Aus seiner Feder zwar gleichfalls nicht mehr neu, aber immerhin interessant bleiben die beiden Ausblicke, die Justus H. Ulbricht auf "verlagsgeschichtliche Zugänge" zu dem titelgebenden "ideologischen Syndrom" riskiert. Ulbricht, der wohl weiß, wenn auch etwas schräg formuliert, daß hier ein "Vielzahl positivistischer Grundlagenforschung notwendig" sei, zeigt uns aber zwangsläufig nicht einmal die "Spitze des Eisbergs".

Neben Matthias Piefels Annäherung an den "völkischen Agitator" Bruno Tanzmann und der "Germanenkunde und Nationalsozialismus" am Beispiel des "Männerbund"-Ideologen Otto Höfler thematisierenden Studie von Esther Gajek ragt allein der Beitrag von Walter Schmitz und Michael Neumann über "Schlesische Grenzkämpfe" aus diesem Zweitverwertungsbasar heraus. Die "literarische Semiotik eines geteilten Landes" anhand des "O.S."-Romans von Arnolt Bronnen, garniert mit Rück- und Seitenblicken auf Gustav Freytag, Ernst von Salomon, August Scholtis und Wilhelm Wirbitzky, hätte sogar ein guter Aufsatz werden können, wären die beiden Verfasser nicht fortwährend darauf erpicht gewesen, mit ihren Zitaten nur zu bestätigen, was man vor ihnen über "Ideologeme völkischer Landschaftsbindung", "Herstellung des idyllischen Raumes" und "Apologie sinnstiftender Gewalt" in der Freikorps-Literatur entdeckt zu haben glaubte.

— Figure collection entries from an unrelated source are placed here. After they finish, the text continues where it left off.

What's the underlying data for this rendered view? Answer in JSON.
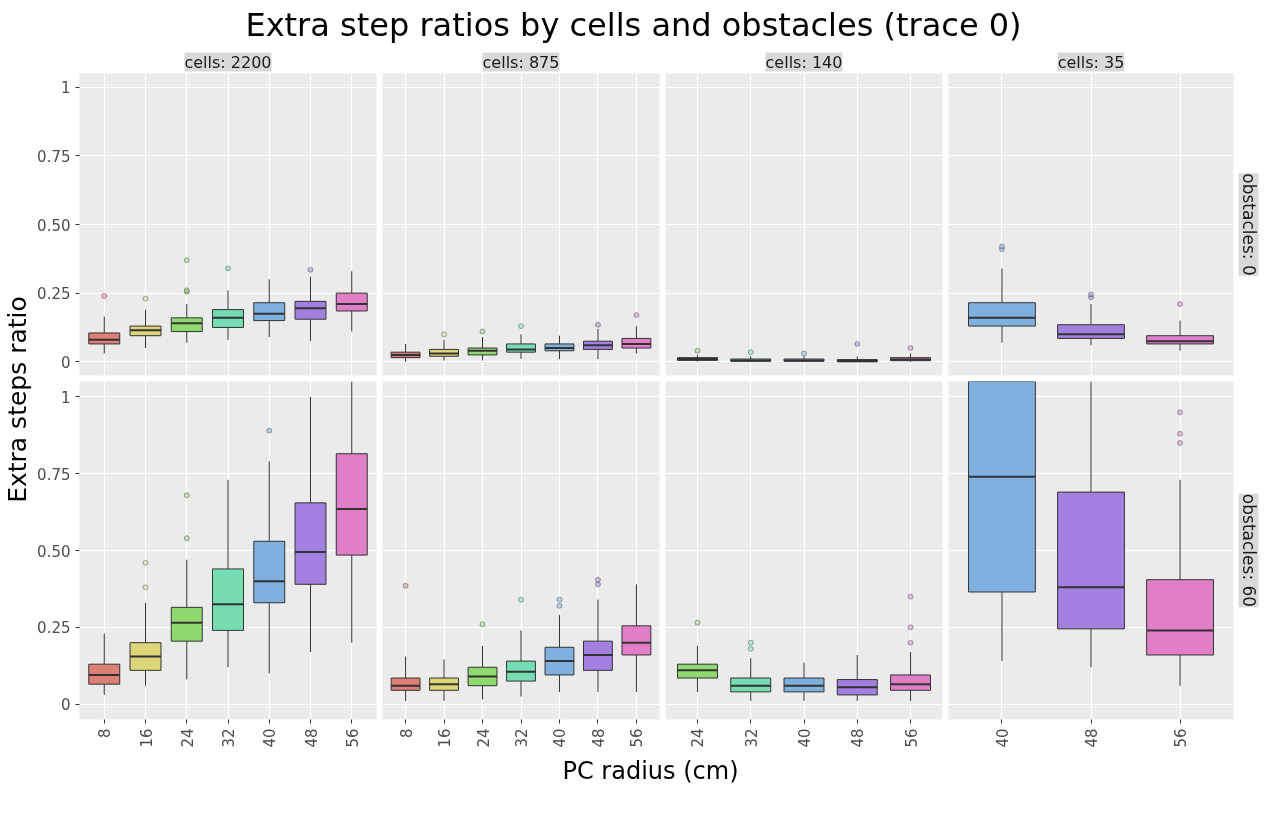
{
  "chart_data": [
    {
      "type": "other",
      "title": "Extra step ratios by cells and obstacles (trace 0)",
      "xlabel": "PC radius (cm)",
      "ylabel": "Extra steps ratio"
    },
    {
      "type": "box",
      "title": "cells: 2200",
      "categories": [
        "8",
        "16",
        "24",
        "32",
        "40",
        "48",
        "56"
      ],
      "colors": [
        "#dd7f77",
        "#dcd57a",
        "#8fda6f",
        "#76ddb2",
        "#7fb1e0",
        "#a280e0",
        "#e07fc8"
      ],
      "ylim": [
        -0.05,
        1.05
      ],
      "yticks": [
        0,
        0.25,
        {
          "value": 0.5,
          "label": "0.50"
        },
        0.75,
        1
      ],
      "grid": true,
      "tick_labels": "y",
      "boxes": [
        {
          "low": 0.03,
          "q1": 0.065,
          "median": 0.08,
          "q3": 0.105,
          "high": 0.165,
          "outliers": [
            0.24
          ]
        },
        {
          "low": 0.05,
          "q1": 0.095,
          "median": 0.115,
          "q3": 0.13,
          "high": 0.19,
          "outliers": [
            0.23
          ]
        },
        {
          "low": 0.07,
          "q1": 0.11,
          "median": 0.14,
          "q3": 0.16,
          "high": 0.21,
          "outliers": [
            0.255,
            0.26,
            0.37
          ]
        },
        {
          "low": 0.08,
          "q1": 0.125,
          "median": 0.16,
          "q3": 0.19,
          "high": 0.26,
          "outliers": [
            0.34
          ]
        },
        {
          "low": 0.09,
          "q1": 0.15,
          "median": 0.175,
          "q3": 0.215,
          "high": 0.3
        },
        {
          "low": 0.075,
          "q1": 0.155,
          "median": 0.195,
          "q3": 0.22,
          "high": 0.31,
          "outliers": [
            0.335
          ]
        },
        {
          "low": 0.11,
          "q1": 0.185,
          "median": 0.21,
          "q3": 0.25,
          "high": 0.33
        }
      ]
    },
    {
      "type": "box",
      "title": "cells: 875",
      "categories": [
        "8",
        "16",
        "24",
        "32",
        "40",
        "48",
        "56"
      ],
      "colors": [
        "#dd7f77",
        "#dcd57a",
        "#8fda6f",
        "#76ddb2",
        "#7fb1e0",
        "#a280e0",
        "#e07fc8"
      ],
      "ylim": [
        -0.05,
        1.05
      ],
      "yticks": [
        0,
        0.25,
        0.5,
        0.75,
        1
      ],
      "grid": true,
      "tick_labels": false,
      "boxes": [
        {
          "low": 0,
          "q1": 0.015,
          "median": 0.025,
          "q3": 0.035,
          "high": 0.065
        },
        {
          "low": 0.005,
          "q1": 0.02,
          "median": 0.03,
          "q3": 0.045,
          "high": 0.08,
          "outliers": [
            0.1
          ]
        },
        {
          "low": 0.005,
          "q1": 0.025,
          "median": 0.04,
          "q3": 0.05,
          "high": 0.09,
          "outliers": [
            0.11
          ]
        },
        {
          "low": 0.01,
          "q1": 0.035,
          "median": 0.045,
          "q3": 0.065,
          "high": 0.1,
          "outliers": [
            0.13
          ]
        },
        {
          "low": 0.01,
          "q1": 0.04,
          "median": 0.05,
          "q3": 0.065,
          "high": 0.095
        },
        {
          "low": 0.01,
          "q1": 0.045,
          "median": 0.06,
          "q3": 0.075,
          "high": 0.12,
          "outliers": [
            0.135
          ]
        },
        {
          "low": 0.03,
          "q1": 0.05,
          "median": 0.065,
          "q3": 0.085,
          "high": 0.13,
          "outliers": [
            0.17
          ]
        }
      ]
    },
    {
      "type": "box",
      "title": "cells: 140",
      "categories": [
        "24",
        "32",
        "40",
        "48",
        "56"
      ],
      "colors": [
        "#8fda6f",
        "#76ddb2",
        "#7fb1e0",
        "#a280e0",
        "#e07fc8"
      ],
      "ylim": [
        -0.05,
        1.05
      ],
      "yticks": [
        0,
        0.25,
        0.5,
        0.75,
        1
      ],
      "grid": true,
      "tick_labels": false,
      "boxes": [
        {
          "low": 0,
          "q1": 0.005,
          "median": 0.01,
          "q3": 0.015,
          "high": 0.025,
          "outliers": [
            0.04
          ]
        },
        {
          "low": 0,
          "q1": 0.002,
          "median": 0.005,
          "q3": 0.01,
          "high": 0.02,
          "outliers": [
            0.035
          ]
        },
        {
          "low": 0,
          "q1": 0.002,
          "median": 0.005,
          "q3": 0.01,
          "high": 0.02,
          "outliers": [
            0.03
          ]
        },
        {
          "low": 0,
          "q1": 0.0,
          "median": 0.003,
          "q3": 0.008,
          "high": 0.02,
          "outliers": [
            0.065
          ]
        },
        {
          "low": 0,
          "q1": 0.004,
          "median": 0.008,
          "q3": 0.015,
          "high": 0.03,
          "outliers": [
            0.05
          ]
        }
      ]
    },
    {
      "type": "box",
      "title": "cells: 35",
      "y2label": "obstacles: 0",
      "categories": [
        "40",
        "48",
        "56"
      ],
      "colors": [
        "#7fb1e0",
        "#a280e0",
        "#e07fc8"
      ],
      "ylim": [
        -0.05,
        1.05
      ],
      "yticks": [
        0,
        0.25,
        0.5,
        0.75,
        1
      ],
      "grid": true,
      "tick_labels": false,
      "boxes": [
        {
          "low": 0.07,
          "q1": 0.13,
          "median": 0.16,
          "q3": 0.215,
          "high": 0.34,
          "outliers": [
            0.41,
            0.42
          ]
        },
        {
          "low": 0.06,
          "q1": 0.085,
          "median": 0.1,
          "q3": 0.135,
          "high": 0.21,
          "outliers": [
            0.235,
            0.245
          ]
        },
        {
          "low": 0.04,
          "q1": 0.065,
          "median": 0.075,
          "q3": 0.095,
          "high": 0.15,
          "outliers": [
            0.21
          ]
        }
      ]
    },
    {
      "type": "box",
      "categories": [
        "8",
        "16",
        "24",
        "32",
        "40",
        "48",
        "56"
      ],
      "colors": [
        "#dd7f77",
        "#dcd57a",
        "#8fda6f",
        "#76ddb2",
        "#7fb1e0",
        "#a280e0",
        "#e07fc8"
      ],
      "ylim": [
        -0.05,
        1.05
      ],
      "yticks": [
        0,
        0.25,
        {
          "value": 0.5,
          "label": "0.50"
        },
        0.75,
        1
      ],
      "grid": true,
      "boxes": [
        {
          "low": 0.03,
          "q1": 0.065,
          "median": 0.095,
          "q3": 0.13,
          "high": 0.23
        },
        {
          "low": 0.06,
          "q1": 0.11,
          "median": 0.155,
          "q3": 0.2,
          "high": 0.33,
          "outliers": [
            0.38,
            0.46
          ]
        },
        {
          "low": 0.08,
          "q1": 0.205,
          "median": 0.265,
          "q3": 0.315,
          "high": 0.47,
          "outliers": [
            0.54,
            0.68
          ]
        },
        {
          "low": 0.12,
          "q1": 0.24,
          "median": 0.325,
          "q3": 0.44,
          "high": 0.73
        },
        {
          "low": 0.1,
          "q1": 0.33,
          "median": 0.4,
          "q3": 0.53,
          "high": 0.79,
          "outliers": [
            0.89
          ]
        },
        {
          "low": 0.17,
          "q1": 0.39,
          "median": 0.495,
          "q3": 0.655,
          "high": 1.0
        },
        {
          "low": 0.2,
          "q1": 0.485,
          "median": 0.635,
          "q3": 0.815,
          "high": 1.05
        }
      ]
    },
    {
      "type": "box",
      "categories": [
        "8",
        "16",
        "24",
        "32",
        "40",
        "48",
        "56"
      ],
      "colors": [
        "#dd7f77",
        "#dcd57a",
        "#8fda6f",
        "#76ddb2",
        "#7fb1e0",
        "#a280e0",
        "#e07fc8"
      ],
      "ylim": [
        -0.05,
        1.05
      ],
      "yticks": [
        0,
        0.25,
        0.5,
        0.75,
        1
      ],
      "grid": true,
      "tick_labels": "x",
      "boxes": [
        {
          "low": 0.01,
          "q1": 0.045,
          "median": 0.06,
          "q3": 0.085,
          "high": 0.155,
          "outliers": [
            0.385
          ]
        },
        {
          "low": 0.01,
          "q1": 0.045,
          "median": 0.065,
          "q3": 0.085,
          "high": 0.145
        },
        {
          "low": 0.015,
          "q1": 0.06,
          "median": 0.09,
          "q3": 0.12,
          "high": 0.19,
          "outliers": [
            0.26
          ]
        },
        {
          "low": 0.025,
          "q1": 0.075,
          "median": 0.105,
          "q3": 0.14,
          "high": 0.24,
          "outliers": [
            0.34
          ]
        },
        {
          "low": 0.04,
          "q1": 0.095,
          "median": 0.14,
          "q3": 0.185,
          "high": 0.29,
          "outliers": [
            0.32,
            0.34
          ]
        },
        {
          "low": 0.04,
          "q1": 0.11,
          "median": 0.16,
          "q3": 0.205,
          "high": 0.34,
          "outliers": [
            0.39,
            0.405
          ]
        },
        {
          "low": 0.04,
          "q1": 0.16,
          "median": 0.2,
          "q3": 0.255,
          "high": 0.39
        }
      ]
    },
    {
      "type": "box",
      "categories": [
        "24",
        "32",
        "40",
        "48",
        "56"
      ],
      "colors": [
        "#8fda6f",
        "#76ddb2",
        "#7fb1e0",
        "#a280e0",
        "#e07fc8"
      ],
      "ylim": [
        -0.05,
        1.05
      ],
      "yticks": [
        0,
        0.25,
        0.5,
        0.75,
        1
      ],
      "grid": true,
      "tick_labels": "x",
      "boxes": [
        {
          "low": 0.04,
          "q1": 0.085,
          "median": 0.11,
          "q3": 0.13,
          "high": 0.19,
          "outliers": [
            0.265
          ]
        },
        {
          "low": 0.01,
          "q1": 0.04,
          "median": 0.06,
          "q3": 0.085,
          "high": 0.15,
          "outliers": [
            0.18,
            0.2
          ]
        },
        {
          "low": 0.01,
          "q1": 0.04,
          "median": 0.06,
          "q3": 0.085,
          "high": 0.135
        },
        {
          "low": 0.01,
          "q1": 0.03,
          "median": 0.055,
          "q3": 0.08,
          "high": 0.16
        },
        {
          "low": 0.01,
          "q1": 0.045,
          "median": 0.065,
          "q3": 0.095,
          "high": 0.17,
          "outliers": [
            0.2,
            0.25,
            0.35
          ]
        }
      ]
    },
    {
      "type": "box",
      "y2label": "obstacles: 60",
      "categories": [
        "40",
        "48",
        "56"
      ],
      "colors": [
        "#7fb1e0",
        "#a280e0",
        "#e07fc8"
      ],
      "ylim": [
        -0.05,
        1.05
      ],
      "yticks": [
        0,
        0.25,
        0.5,
        0.75,
        1
      ],
      "grid": true,
      "tick_labels": "x",
      "boxes": [
        {
          "low": 0.14,
          "q1": 0.365,
          "median": 0.74,
          "q3": 1.05,
          "high": 1.05
        },
        {
          "low": 0.12,
          "q1": 0.245,
          "median": 0.38,
          "q3": 0.69,
          "high": 1.05
        },
        {
          "low": 0.06,
          "q1": 0.16,
          "median": 0.24,
          "q3": 0.405,
          "high": 0.73,
          "outliers": [
            0.85,
            0.88,
            0.95
          ]
        }
      ]
    }
  ]
}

Foto: "Selbstschutz Oberschlesien" gegen polnische Usurpatoren, Oppeln 1921: "Ideologeme völkischer Landschaftsbindung"

Walter Schmitz, Clemens Vollnhals (Hrsg.): Völkische Bewegung - Konservative Revolution - Nationalsozialismus. Aspekte einer politisierten Kultur. Thelem (w.e.b. Universitätsverlag & Buchhandlung), Dresden 2006, broschiert, 421 Seiten, 45 Euro.